We will use the following SQL table. The sample data is intentionally in bad format. We will fix it with a query –

create table URLDemo
(
 id int identity
,url varchar(100)
,friendlyname varchar(100)
);

insert into URLDemo
(url, friendlyname)
values
 ('www.google.com', 'Google')
,('http://www.yahoo.com', 'Yahoo')
,('bing.com', NULL);
-- Data in table ------------------------
select id, url, friendlyname 
from URLDemo

-- Clean data with query ----------------
select
id,
convert(varchar(100),
case
when left(url, 4) = 'www.' then 'http://'+url
when left(url, 11) <> 'http://www.' then 'http://www.'+url
when left(url, 7) <> 'http://' then 'http://'+url
else url
end
) as url,
convert(varchar(100),
case
when isnull(friendlyname, '') = '' then url
else friendlyname
end
) as friendlyname
from URLDemo

ExcelURLDemo1

The Clean Data query is an attempt to add any missing http://www. to the URL and also show a friendly name if missing. These will be useful later for the Excel HYPERLINK formula.

The problem –

We can export this data to Excel, even try to encode the Excel HYPERLINK formula as a derived column, the url and the formula will show up just as plain text, that is they will not be clickable.

The workaround –

Create an Excel Workbook that will be the template for data export. Type in the column names [id], [url] and [friendlyname] for column A, B and C respectively. Put the following Excel formula in the column D :-

=IF( AND(B1<>"", C1<>""), HYPERLINK(B1,C1), "")
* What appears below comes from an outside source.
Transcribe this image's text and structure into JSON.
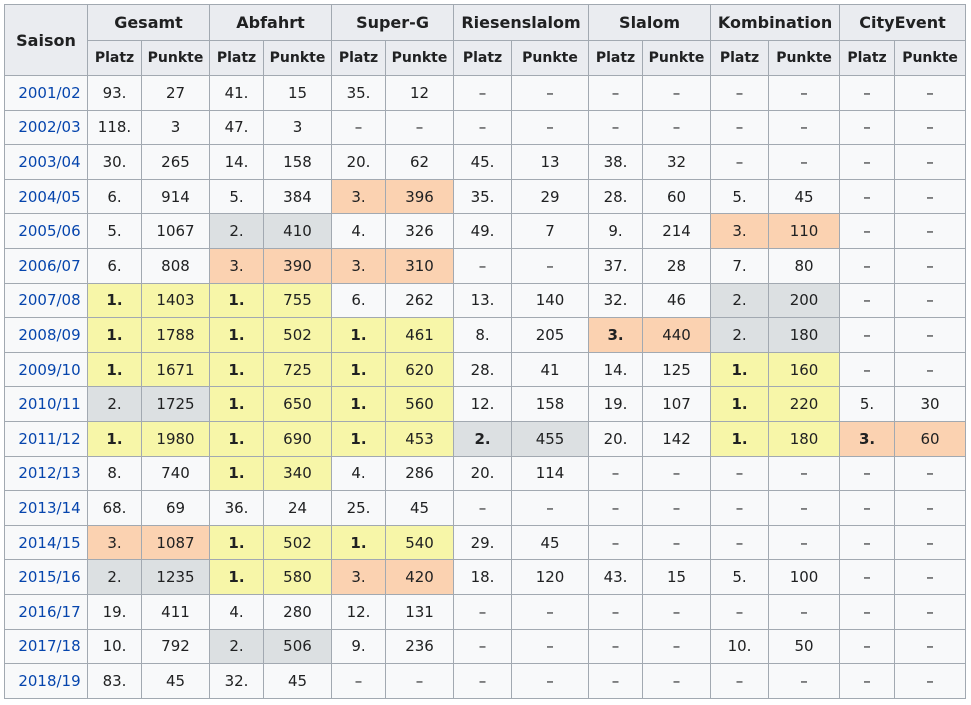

Drag this formula cell to the number of rows as appropriate for your expected data volume. I did it for the first 20 rows. The idea here is to populate the [url] and [friendlyname] columns via SSIS and let the formula create a clickable link for us.

ExcelURLDemo2

Then select cells A1 to C1 and give this range a name, e.g. MyDataRange.

ExcelURLDemo3

Now create an SSIS package. Add a Data Flow Task and double-click to open its designer. Add a OLEDB Source in the Data Flow designer. The query in this editor is the Clean Data query above.

ExcelURLDemo4

Add a Data Conversion Task. It will be used to convert non-unicode (VARCHAR) columns namely [url] and [friendlyname] to unicode. Excel likes to have character data in unicode.

ExcelURLDemo5

Add an Excel Destination. It will use the data range name. Verify the column mappings.

ExcelURLDemo6

Gyaan: Excel tries to identify the last “dirty” row in the worksheet and puts new data from SSIS in the next row. In my case it will be row 21 because I dragged the formula till row 20. Even if the cells once used are emptied by deleting the values/formulas, they are still considered “dirty”. The only way to remove the “dirty” flag from a cell is to delete the whole row! If the package will put data in row 21 and beyond, we miss out on the formulas that we put in the first 20 rows. Using the range tells Excel to look for dirty cells only within the range, thus allowing us to use the formulas in the adjacent cells.

Now verify the column mappings. Note that Excel columns [url] and [friendlyname] are mapped to the [urlWSTR] and [friendlynameWSTR] of the Data Conversion.

ExcelURLDemo7

That is it, execute the package and click away at the URLs!